Dans la grande enquête menée par Virginie Vilar pendant quatre ans, les témoignages de ces femmes recontextualisent avec détails "où, quand, comment" Nicolas Hulot les aurait agressées.

Si certains faits sont "invérifiables", comme le dit la voix off du documentaire, la date, le lieu, les échanges écrits, eux, ont pu et ont été vérifiés par les enquêteurs d'Elise Lucet.

Sylvia, première femme à témoigner, a rencontré Nicolas Hulot quand elle avait 16 ans, en mai 1989. Après avoir participé à son émission sur FranceInter, ils vont prendre un petit-déjeuner dans un café. Alors qu'il lui propose de la déposer en voiture à une bouche de métro, il se rend finalement sur un parking aérien. "Il voulait que je l'embrasse, que je lui embrasse le sexe. Il me force à lui faire une fellation, que je ne fais pas réellement parce que je crois que je suis tétanisée", raconte-t-elle. À l'époque elle ne parle pas car entre "une gamine de 16 ans [et] Nicolas Hulot, qui allait me croire ?"

Cécile raconte avoir été agressée sexuellement par l'ancien présentateur d'Ushuaïa à Moscou, en 1998. Alors qu'elle travaille pour l'ambassade de France, elle débloque une situation à l'aéroport pour l'équipe de tournage de Nicolas Hulot. La jeune femme âgée alors de 23 ans est invitée par ce dernier pour la remercier à un dîner avec d'autres membres de l'équipe.

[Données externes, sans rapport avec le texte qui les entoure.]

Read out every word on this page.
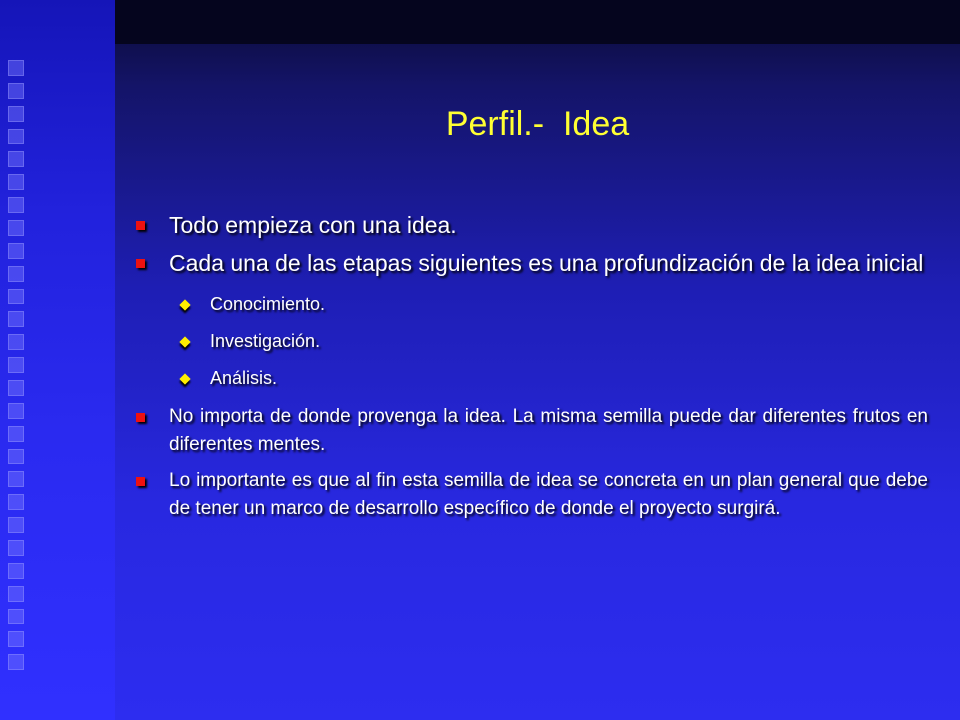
Perfil.-  Idea
Todo empieza con una idea.
Cada una de las etapas siguientes es una profundización de la idea inicial
Conocimiento.
Investigación.
Análisis.
No importa de donde provenga la idea. La misma semilla puede dar diferentes frutos en diferentes mentes.
Lo importante es que al fin esta semilla de idea se concreta en un plan general que debe de tener un marco de desarrollo específico de donde el proyecto surgirá.
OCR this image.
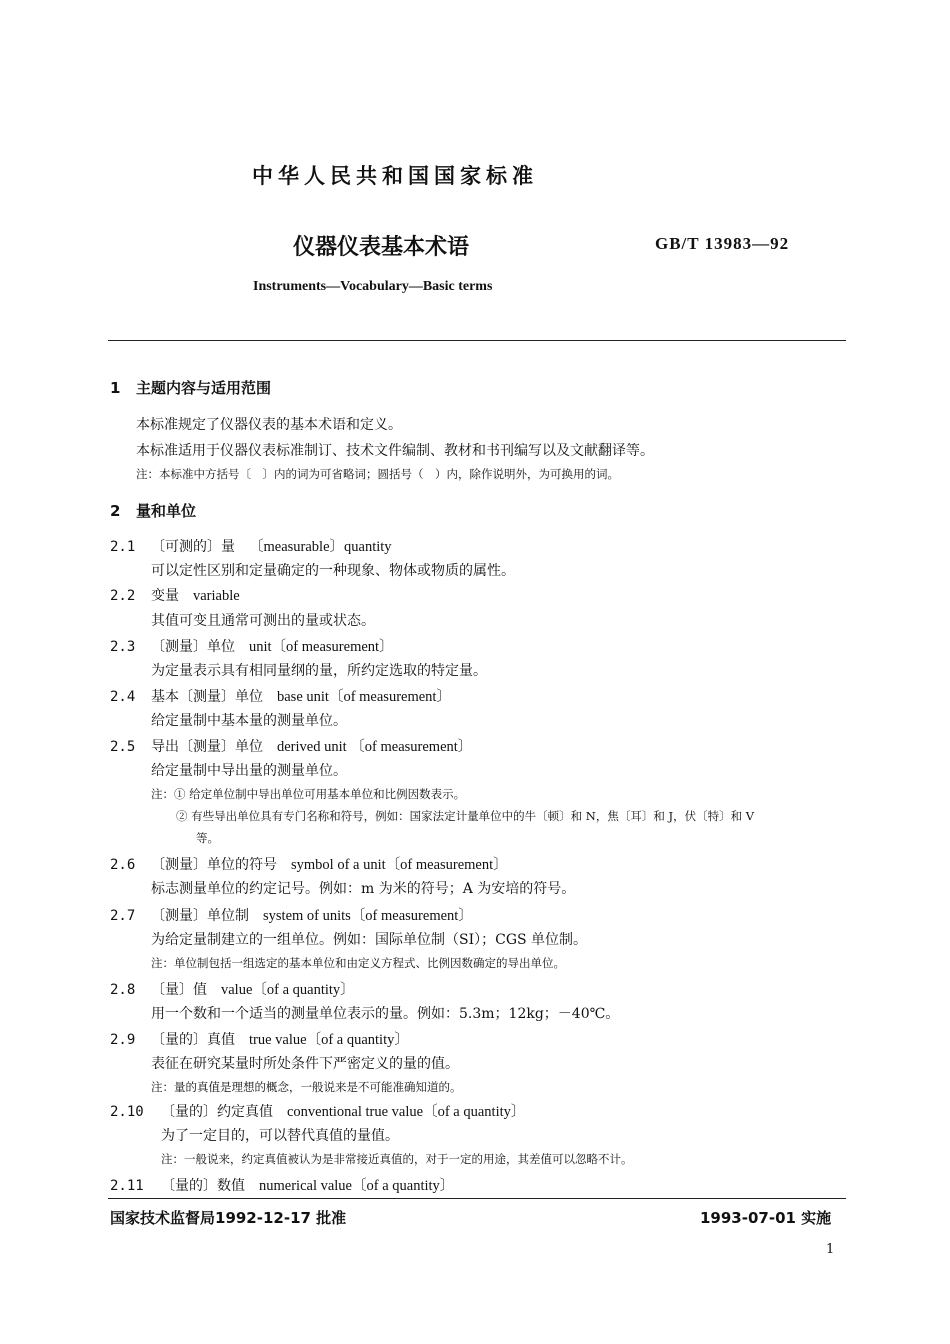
中华人民共和国国家标准
仪器仪表基本术语	GB/T 13983—92
Instruments—Vocabulary—Basic terms
1 主题内容与适用范围
本标准规定了仪器仪表的基本术语和定义。
本标准适用于仪器仪表标准制订、技术文件编制、教材和书刊编写以及文献翻译等。
注：本标准中方括号〔　〕内的词为可省略词；圆括号（　）内，除作说明外，为可换用的词。
2 量和单位
2.1 〔可测的〕量 〔measurable〕quantity
可以定性区别和定量确定的一种现象、物体或物质的属性。
2.2 变量 variable
其值可变且通常可测出的量或状态。
2.3 〔测量〕单位 unit〔of measurement〕
为定量表示具有相同量纲的量，所约定选取的特定量。
2.4 基本〔测量〕单位 base unit〔of measurement〕
给定量制中基本量的测量单位。
2.5 导出〔测量〕单位 derived unit 〔of measurement〕
给定量制中导出量的测量单位。
注：① 给定单位制中导出单位可用基本单位和比例因数表示。
② 有些导出单位具有专门名称和符号，例如：国家法定计量单位中的牛〔顿〕和 N，焦〔耳〕和 J，伏〔特〕和 V
等。
2.6 〔测量〕单位的符号 symbol of a unit〔of measurement〕
标志测量单位的约定记号。例如：m 为米的符号；A 为安培的符号。
2.7 〔测量〕单位制 system of units〔of measurement〕
为给定量制建立的一组单位。例如：国际单位制（SI）；CGS 单位制。
注：单位制包括一组选定的基本单位和由定义方程式、比例因数确定的导出单位。
2.8 〔量〕值 value〔of a quantity〕
用一个数和一个适当的测量单位表示的量。例如：5.3m；12kg；－40℃。
2.9 〔量的〕真值 true value〔of a quantity〕
表征在研究某量时所处条件下严密定义的量的值。
注：量的真值是理想的概念，一般说来是不可能准确知道的。
2.10 〔量的〕约定真值 conventional true value〔of a quantity〕
为了一定目的，可以替代真值的量值。
注：一般说来，约定真值被认为是非常接近真值的，对于一定的用途，其差值可以忽略不计。
2.11 〔量的〕数值 numerical value〔of a quantity〕
国家技术监督局1992-12-17 批准	1993-07-01 实施
1
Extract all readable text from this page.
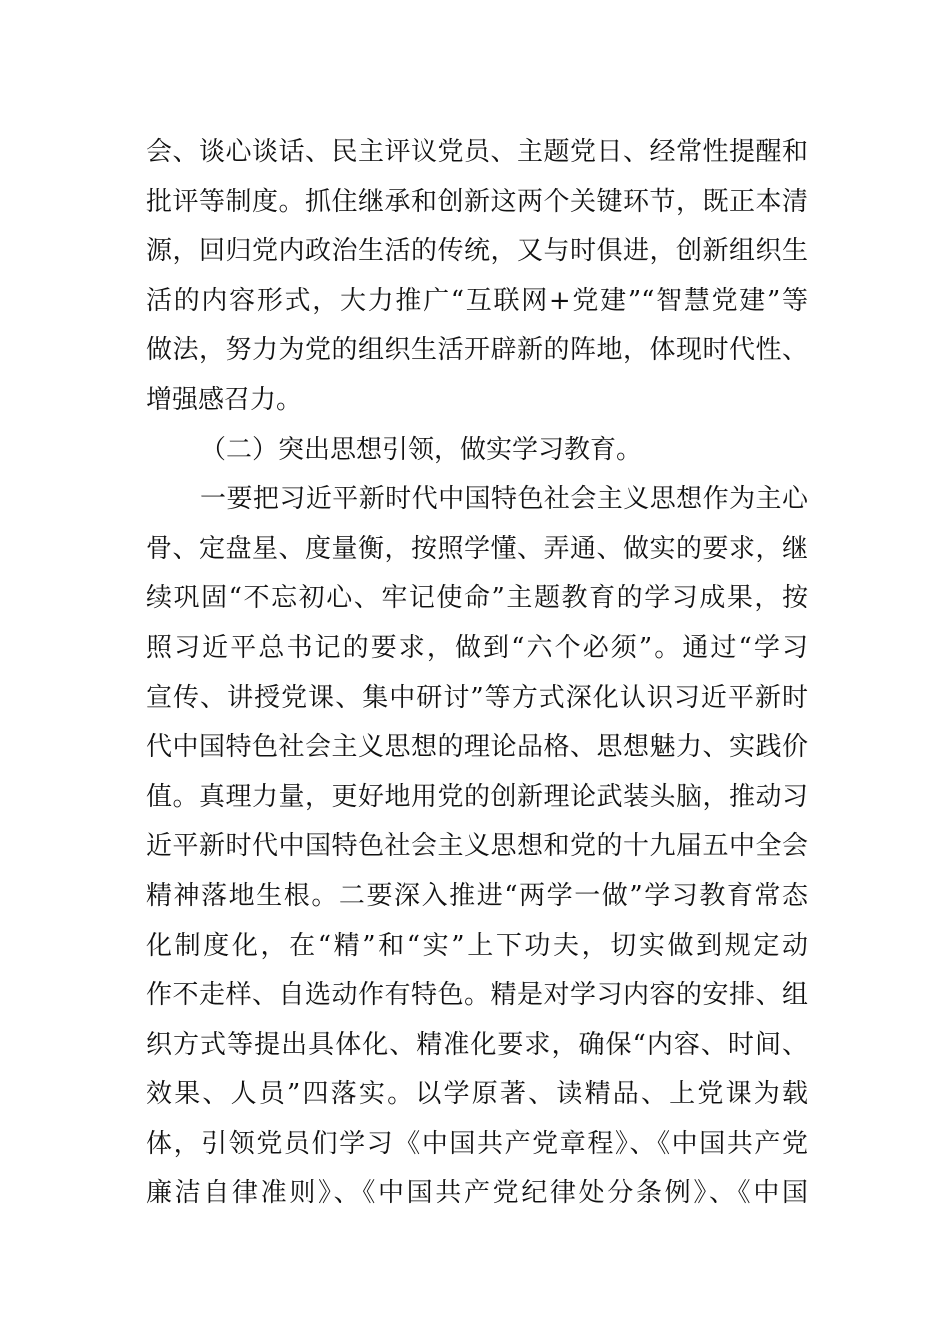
会、谈心谈话、民主评议党员、主题党日、经常性提醒和
批评等制度。抓住继承和创新这两个关键环节，既正本清
源，回归党内政治生活的传统，又与时俱进，创新组织生
活的内容形式，大力推广“互联网+党建”“智慧党建”等
做法，努力为党的组织生活开辟新的阵地，体现时代性、
增强感召力。
（二）突出思想引领，做实学习教育。
一要把习近平新时代中国特色社会主义思想作为主心
骨、定盘星、度量衡，按照学懂、弄通、做实的要求，继
续巩固“不忘初心、牢记使命”主题教育的学习成果，按
照习近平总书记的要求，做到“六个必须”。通过“学习
宣传、讲授党课、集中研讨”等方式深化认识习近平新时
代中国特色社会主义思想的理论品格、思想魅力、实践价
值。真理力量，更好地用党的创新理论武装头脑，推动习
近平新时代中国特色社会主义思想和党的十九届五中全会
精神落地生根。二要深入推进“两学一做”学习教育常态
化制度化，在“精”和“实”上下功夫，切实做到规定动
作不走样、自选动作有特色。精是对学习内容的安排、组
织方式等提出具体化、精准化要求，确保“内容、时间、
效果、人员”四落实。以学原著、读精品、上党课为载
体，引领党员们学习《中国共产党章程》、《中国共产党
廉洁自律准则》、《中国共产党纪律处分条例》、《中国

Ils finissent la soirée dans une boite de nuit mais très vite Cécile sent une situation gênante s'installer entre Nicolas Hulot et elle. Elle décide donc de rentrer. Lui aussi. Sans vraiment avoir eu le choix, elle partage son taxi avec Nicolas Hulot. De nouveau insistant, elle le repousse. "Il se jette sur moi, il essaie de m'embrasser, il me touche les seins, l'entrejambe", témoigne Cécile.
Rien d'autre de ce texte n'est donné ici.